Consider a celestial body, say the asteroid Didymos for example, with an elliptical orbit around the Sun. Now since the Sun has a huge gravitational pull and mainly because it is not at the center of Didymos's orbital; is this likely to create an imbalanced gravitational pull on the object at different locations on it's orbit, and as a result, will this eventually cause the Sun to slowly pull Didymos closer, each time Didymos moves along the path on it's orbital (from the side which is closer to the Sun).
Do orbits change over a period of time, especially when the Star is not at the center?
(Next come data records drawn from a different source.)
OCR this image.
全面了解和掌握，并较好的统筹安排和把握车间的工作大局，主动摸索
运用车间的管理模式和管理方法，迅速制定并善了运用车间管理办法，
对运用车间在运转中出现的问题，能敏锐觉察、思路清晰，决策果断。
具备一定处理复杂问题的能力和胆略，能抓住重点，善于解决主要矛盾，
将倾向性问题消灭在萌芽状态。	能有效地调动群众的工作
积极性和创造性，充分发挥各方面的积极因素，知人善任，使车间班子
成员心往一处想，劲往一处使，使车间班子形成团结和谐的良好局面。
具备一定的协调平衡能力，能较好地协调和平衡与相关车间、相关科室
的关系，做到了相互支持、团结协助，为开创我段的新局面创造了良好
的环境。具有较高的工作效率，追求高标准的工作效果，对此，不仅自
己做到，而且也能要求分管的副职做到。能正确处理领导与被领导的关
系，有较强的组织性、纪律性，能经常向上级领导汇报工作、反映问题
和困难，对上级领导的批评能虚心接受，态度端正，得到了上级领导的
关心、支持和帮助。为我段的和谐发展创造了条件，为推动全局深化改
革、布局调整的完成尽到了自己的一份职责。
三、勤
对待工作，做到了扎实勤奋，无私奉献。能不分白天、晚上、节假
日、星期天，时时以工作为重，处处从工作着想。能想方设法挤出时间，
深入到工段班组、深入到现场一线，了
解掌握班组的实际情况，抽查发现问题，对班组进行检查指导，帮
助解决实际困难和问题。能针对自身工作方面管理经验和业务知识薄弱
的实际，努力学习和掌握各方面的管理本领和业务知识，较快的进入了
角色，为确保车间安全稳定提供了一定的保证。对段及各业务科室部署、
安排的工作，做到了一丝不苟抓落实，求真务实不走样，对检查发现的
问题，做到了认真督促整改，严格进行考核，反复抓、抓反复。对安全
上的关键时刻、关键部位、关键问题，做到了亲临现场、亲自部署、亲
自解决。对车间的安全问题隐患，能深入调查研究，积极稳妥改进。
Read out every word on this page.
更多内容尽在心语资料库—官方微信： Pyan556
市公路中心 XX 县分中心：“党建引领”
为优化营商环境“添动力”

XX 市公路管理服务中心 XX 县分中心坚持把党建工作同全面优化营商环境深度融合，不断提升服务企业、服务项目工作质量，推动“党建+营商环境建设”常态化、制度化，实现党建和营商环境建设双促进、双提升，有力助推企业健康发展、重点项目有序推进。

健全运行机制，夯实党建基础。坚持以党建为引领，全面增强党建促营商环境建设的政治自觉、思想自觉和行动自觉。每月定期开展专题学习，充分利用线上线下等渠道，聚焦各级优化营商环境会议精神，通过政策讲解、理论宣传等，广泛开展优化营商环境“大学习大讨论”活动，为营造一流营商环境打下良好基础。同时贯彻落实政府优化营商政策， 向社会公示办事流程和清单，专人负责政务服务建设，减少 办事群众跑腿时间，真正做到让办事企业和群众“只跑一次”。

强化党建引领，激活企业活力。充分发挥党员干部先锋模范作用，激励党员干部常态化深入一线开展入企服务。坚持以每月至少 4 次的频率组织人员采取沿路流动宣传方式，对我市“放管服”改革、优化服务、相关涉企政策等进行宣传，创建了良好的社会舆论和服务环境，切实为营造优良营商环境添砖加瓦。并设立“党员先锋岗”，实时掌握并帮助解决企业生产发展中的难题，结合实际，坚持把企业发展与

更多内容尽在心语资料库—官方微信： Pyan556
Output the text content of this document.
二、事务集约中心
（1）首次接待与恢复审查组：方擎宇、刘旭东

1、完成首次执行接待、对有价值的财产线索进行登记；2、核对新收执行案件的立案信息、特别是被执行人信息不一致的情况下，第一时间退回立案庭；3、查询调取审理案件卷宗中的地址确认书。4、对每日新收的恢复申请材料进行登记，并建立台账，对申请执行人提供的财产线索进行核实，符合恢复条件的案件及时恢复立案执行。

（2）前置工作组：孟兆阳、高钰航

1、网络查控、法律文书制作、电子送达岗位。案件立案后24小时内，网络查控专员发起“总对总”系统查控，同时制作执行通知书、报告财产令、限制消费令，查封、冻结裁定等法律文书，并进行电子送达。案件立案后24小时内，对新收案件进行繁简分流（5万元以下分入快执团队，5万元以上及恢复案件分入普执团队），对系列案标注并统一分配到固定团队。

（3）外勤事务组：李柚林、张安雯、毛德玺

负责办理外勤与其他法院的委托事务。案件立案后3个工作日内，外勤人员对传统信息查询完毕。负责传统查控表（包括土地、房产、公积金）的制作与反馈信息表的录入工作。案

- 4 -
03-October-2019: Thank you all for answering my question. Just to confirm my understanding; if we consider only a two body system with no change in mass and distance, with the gravitational force being constant, there will be no major impact on the orbit unless the bodies are moving too close, but if there is a change in the distance between the two objects, the orbiting velocity will change. However, it is possible that other huge planetary bodies in the system, if they come close enough, may have some effect over a period of time due to irregularities in mass distribution.
Also I agree, there can be a seperate question with the title, how do orbits evolve over time. It is said that even a small change or disturbance in the mechanics or numbers, can lead to a chain of events and impact the entire planetary system.
It is fascinating to know how our beautiful, complicated and mysterious universe is protected and woven in delicate threads, in the fine fabric of dark matter which keeps everything together.